At a time when access to raw materials and skills was very limited, establishing such a finessed complex is no easy feat. The Dhaskalians needed to have not only the technology but also the power and will to make something so special on such a small and inconspicuous island. It was truly a time of change, and a time when society as we know it today was starting to shape up. Dr. Michael Boyd of the University of Cambridge concludes:
“What we are seeing here with the metalworking and in other ways is the beginnings of urbanisation: centralisation, meaning the drawing of far-flung communities into networks centred on the site, intensification in craft or agricultural production, aggrandisement in architecture, and the gradual subsuming of the ritual aspects of the sanctuary within the operation of the site. This gives us a clear insight into social change at Dhaskalio, from the earlier days where activities were centred on ritual practices in the sanctuary to the growing power of Dhaskalio itself in its middle years”.

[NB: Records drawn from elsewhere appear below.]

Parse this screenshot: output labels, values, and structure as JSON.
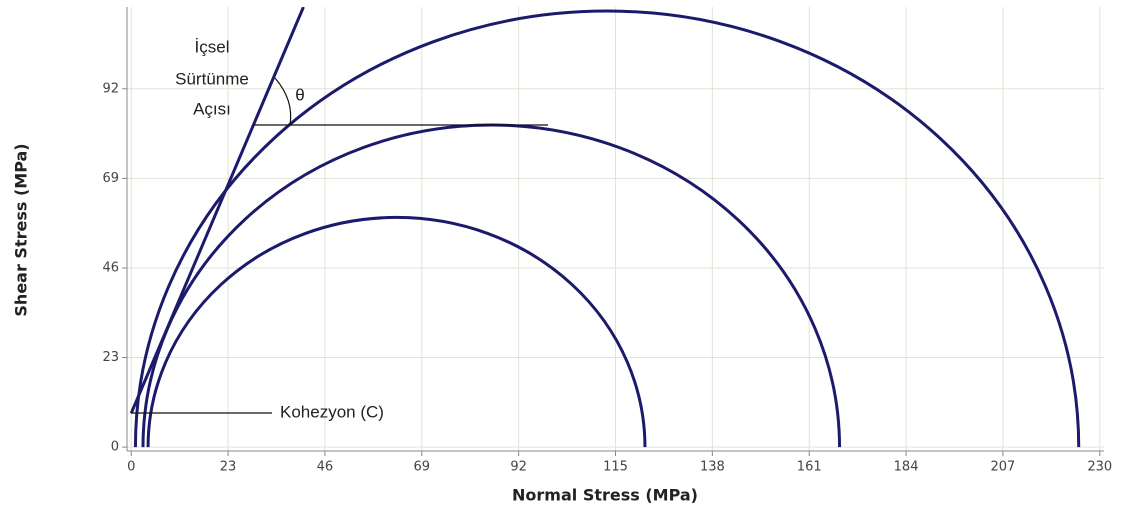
{
  "chart_data": {
    "type": "mohr",
    "x_label": "Normal Stress (MPa)",
    "y_label": "Shear Stress (MPa)",
    "xlim": [
      -1,
      231
    ],
    "ylim": [
      -1,
      113
    ],
    "xticks": [
      0,
      23,
      46,
      69,
      92,
      115,
      138,
      161,
      184,
      207,
      230
    ],
    "yticks": [
      0,
      23,
      46,
      69,
      92
    ],
    "grid": true,
    "color": "#1c1a6b",
    "circles": [
      {
        "center": 63,
        "radius": 59
      },
      {
        "center": 85.5,
        "radius": 82.7
      },
      {
        "center": 113,
        "radius": 112
      }
    ],
    "envelope": {
      "cohesion": 8.7,
      "slope": 2.55
    },
    "annotations": {
      "friction_angle": [
        "İçsel",
        "Sürtünme",
        "Açısı"
      ],
      "theta": "θ",
      "cohesion": "Kohezyon (C)"
    }
  }
}
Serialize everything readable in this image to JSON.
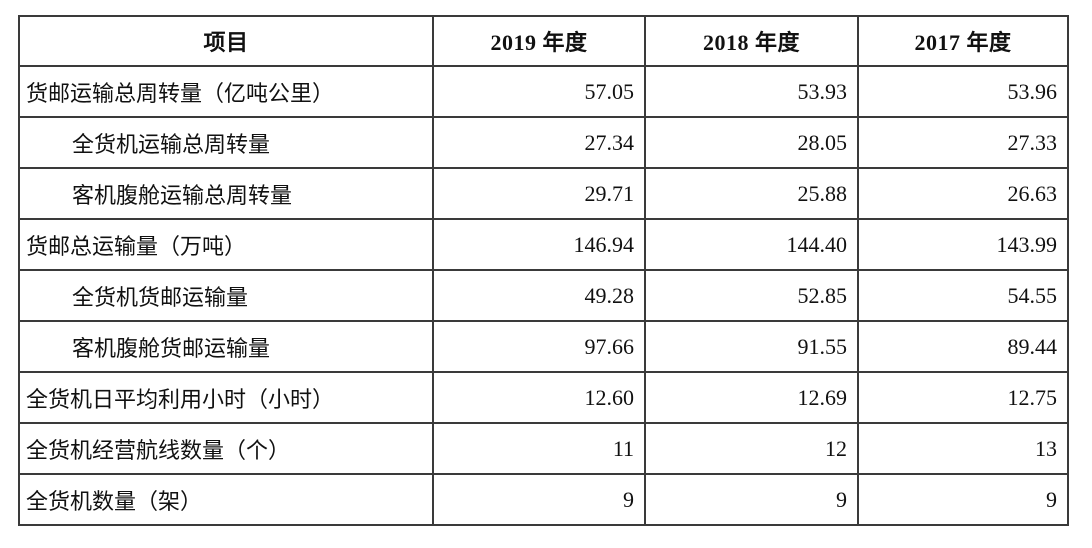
{
  "table": {
    "columns": [
      "项目",
      "2019 年度",
      "2018 年度",
      "2017 年度"
    ],
    "rows": [
      {
        "label": "货邮运输总周转量（亿吨公里）",
        "indent": false,
        "values": [
          "57.05",
          "53.93",
          "53.96"
        ]
      },
      {
        "label": "全货机运输总周转量",
        "indent": true,
        "values": [
          "27.34",
          "28.05",
          "27.33"
        ]
      },
      {
        "label": "客机腹舱运输总周转量",
        "indent": true,
        "values": [
          "29.71",
          "25.88",
          "26.63"
        ]
      },
      {
        "label": "货邮总运输量（万吨）",
        "indent": false,
        "values": [
          "146.94",
          "144.40",
          "143.99"
        ]
      },
      {
        "label": "全货机货邮运输量",
        "indent": true,
        "values": [
          "49.28",
          "52.85",
          "54.55"
        ]
      },
      {
        "label": "客机腹舱货邮运输量",
        "indent": true,
        "values": [
          "97.66",
          "91.55",
          "89.44"
        ]
      },
      {
        "label": "全货机日平均利用小时（小时）",
        "indent": false,
        "values": [
          "12.60",
          "12.69",
          "12.75"
        ]
      },
      {
        "label": "全货机经营航线数量（个）",
        "indent": false,
        "values": [
          "11",
          "12",
          "13"
        ]
      },
      {
        "label": "全货机数量（架）",
        "indent": false,
        "values": [
          "9",
          "9",
          "9"
        ]
      }
    ],
    "colors": {
      "border": "#3a3a3a",
      "text": "#111111",
      "background": "#ffffff"
    }
  }
}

It’s not just the Dhaskalians who were technologically advanced — modern archaeologists are also bringing the best they have to the table. The data is recorded digitally, using a new system called iDig – an app that runs on Apple’s iPads. Lab results are also recorded on the same app, which means that anyone working (on or off the site) has instant access to the data. As diggings reveal new structures, 3D models are created using a technique called photogrammetry. At the end of the digs, the trenches will be recorded in detail through laser scanning.